Earlier in the 1950s, the Gibson company had become famous across the musical world for its Les Paul guitar, which many people credit as kick-starting the rock ‘n’ roll age along with the Fender range. By the mid-1950s, Gibson, originally based in Michigan but now headquartered in Nashville, Tennessee, knew they needed to move with the developing times and company president Ted McCarty designed two new futuristic guitars that threw away the electric guitar mould and re-invented the instrument.

They were the Explorer and the Flying V, the first with a radically new body that resembled an X-shape and the Flying V even more radical in that the body split into a V-shape as the name suggests.

The National:

The new Flying V was exhibited at the company’s Kalamazoo plant on January 6, 1958, and the following day the company was granted a patent for the guitar. An icon of modern music was born.

THE Flying V turned previous thought about guitar design on its head. For a start it dispensed with traditional hardwood and used limba, a wood that was not as dark as the mahogany which the company had used in their earlier models. Limba, which Gibson trademarked as Korina, was combined with mahogany in the body and neck of the Flying V. It looked and felt gorgeous.

In no way did the Flying V sacrifice sound for looks – on the contrary, many musicians would later say it had a really distinctive sound which is why it went on to feature in so many musical styles.

THAT’S the strange thing. After an initial burst of enthusiasm which saw numerous top players acquire one – blues-rock pioneer Lonnie Mack bought the seventh-ever made and played it until his death in 2016 – the buzz about the Flying V died down and the company discontinued production in 1959, as was the case with the Explorer.

The distinctive guitar was merely ahead of its time, however, and gradually the music world caught up with Gibson’s stunner, especially when the British 1960s pop music revolution took off.

By then, the Flying V was back in production by popular demand and the interest of star players added to its reputation.

THE list of Flying V aficionados is Who’s Who of blues and rock music. As well as Lonnie Mack, the great blues performer Albert King was an early user, and being left-handed he flipped the guitar upside down with the strings in different order.

It was the British stars of the 1960s, and an American who made his home in the UK, who really sealed its legend. Dave Davies of The Kinks managed to acquire a prototype 1958 model Flying V, and played it on numerous television appearances.

The National:

Probably the greatest exponent of the Flying V, even though he is usually associated with the Fender Stratocaster, was Jimi Hendrix who had three of them, including a custom-built, left-handed version decorated by himself in psychedelic style. Gibson would later return the compliment by issuing a replica version of Hendrix’s Flying V complete with psychedelic decoration.

The coming of heavy metal and glam rock boosted its image, with Kirk Hammett of Metallica a devotee and Marc Bolan of T Rex also a fan.
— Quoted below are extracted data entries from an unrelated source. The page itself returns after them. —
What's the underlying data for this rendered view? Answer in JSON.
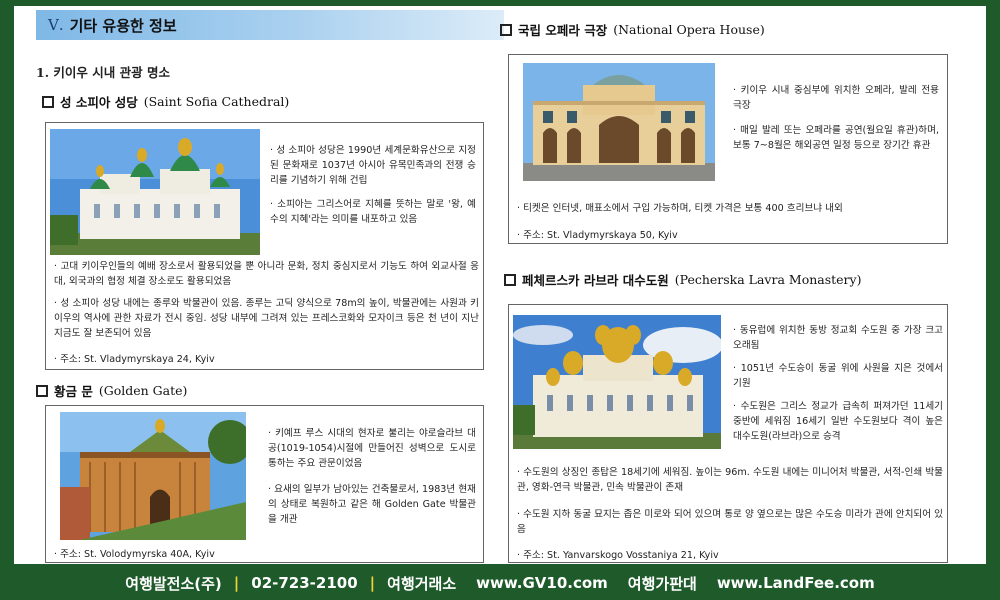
{
  "section": {
    "num": "Ⅴ.",
    "title": "기타 유용한 정보"
  },
  "subhead": "1. 키이우 시내 관광 명소",
  "places": {
    "sofia": {
      "ko": "성 소피아 성당",
      "en": "(Saint Sofia Cathedral)",
      "bullets": [
        "성 소피아 성당은 1990년 세계문화유산으로 지정된 문화재로 1037년 아시아 유목민족과의 전쟁 승리를 기념하기 위해 건립",
        "소피아는 그리스어로 지혜를 뜻하는 말로 '왕, 예수의 지혜'라는 의미를 내포하고 있음",
        "고대 키이우인들의 예배 장소로서 활용되었을 뿐 아니라 문화, 정치 중심지로서 기능도 하여 외교사절 응대, 외국과의 협정 체결 장소로도 활용되었음",
        "성 소피아 성당 내에는 종루와 박물관이 있음. 종루는 고딕 양식으로 78m의 높이, 박물관에는 사원과 키이우의 역사에 관한 자료가 전시 중임. 성당 내부에 그려져 있는 프레스코화와 모자이크 등은 천 년이 지난 지금도 잘 보존되어 있음"
      ],
      "address": "주소: St. Vladymyrskaya 24, Kyiv"
    },
    "gate": {
      "ko": "황금 문",
      "en": "(Golden Gate)",
      "bullets": [
        "키예프 루스 시대의 현자로 불리는 야로슬라브 대공(1019-1054)시절에 만들어진 성벽으로 도시로 통하는 주요 관문이었음",
        "요새의 일부가 남아있는 건축물로서, 1983년 현재의 상태로 복원하고 같은 해 Golden Gate 박물관을 개관"
      ],
      "address": "주소: St. Volodymyrska 40A, Kyiv"
    },
    "opera": {
      "ko": "국립 오페라 극장",
      "en": "(National Opera House)",
      "bullets": [
        "키이우 시내 중심부에 위치한 오페라, 발레 전용 극장",
        "매일 발레 또는 오페라를 공연(월요일 휴관)하며, 보통 7~8월은 해외공연 일정 등으로 장기간 휴관",
        "티켓은 인터넷, 매표소에서 구입 가능하며, 티켓 가격은 보통 400 흐리브냐 내외"
      ],
      "address": "주소: St. Vladymyrskaya 50, Kyiv"
    },
    "lavra": {
      "ko": "페체르스카 라브라 대수도원",
      "en": "(Pecherska Lavra Monastery)",
      "bullets": [
        "동유럽에 위치한 동방 정교회 수도원 중 가장 크고 오래됨",
        "1051년 수도승이 동굴 위에 사원을 지은 것에서 기원",
        "수도원은 그리스 정교가 급속히 퍼져가던 11세기 중반에 세워짐 16세기 일반 수도원보다 격이 높은 대수도원(라브라)으로 승격",
        "수도원의 상징인 종탑은 18세기에 세워짐. 높이는 96m. 수도원 내에는 미니어처 박물관, 서적-인쇄 박물관, 영화-연극 박물관, 민속 박물관이 존재",
        "수도원 지하 동굴 묘지는 좁은 미로와 되어 있으며 통로 양 옆으로는 많은 수도승 미라가 관에 안치되어 있음"
      ],
      "address": "주소: St. Yanvarskogo Vosstaniya 21, Kyiv"
    }
  },
  "footer": {
    "company": "여행발전소(주)",
    "phone": "02-723-2100",
    "label1": "여행거래소",
    "site1": "www.GV10.com",
    "label2": "여행가판대",
    "site2": "www.LandFee.com"
  },
  "colors": {
    "frame": "#1e5a2a",
    "header_band": "#7fb8e6",
    "footer_separator": "#f3d23a"
  }
}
Lenny Kravitz, Mick Box of Uriah Heep and Billy Gibson of ZZ Top used Flying Vs as did Steve Jones of the Sex Pistols. Andy Powell of Wishbone Ash has played a Flying V throughout his career.

Their appeal is extensive and worldwide – Michael Schenker of top German band Scorpions swears by them and is said to have more than 70 Flying Vs in total.

Probably the most famous players of the Flying V still going strong today are Neil Young and Keith Richards, the latter first using one for the Rolling Stones back in the late 1960s when he was pictured with an original 1958 model that was unfortunately stolen while the Stones were on tour in 1971.

THE current top-of-the-range Flying V will leave you a dollar change out of $6000, according to the Gibson website, although the cheapest in the range can be bought new for under $1000.

If your dad or mum were rockers it might be worth checking the attic as an original 1958 Korina Flying V in mint condition is now worth a six-figure sum – one sold last year in London for £191,000.

An original Gibson Explorer is worth even more – they were a very limited edition of less than 50 and that’s why one sold recently for more than $1m. Most owners love their Flying Vs and will give them just one value – priceless.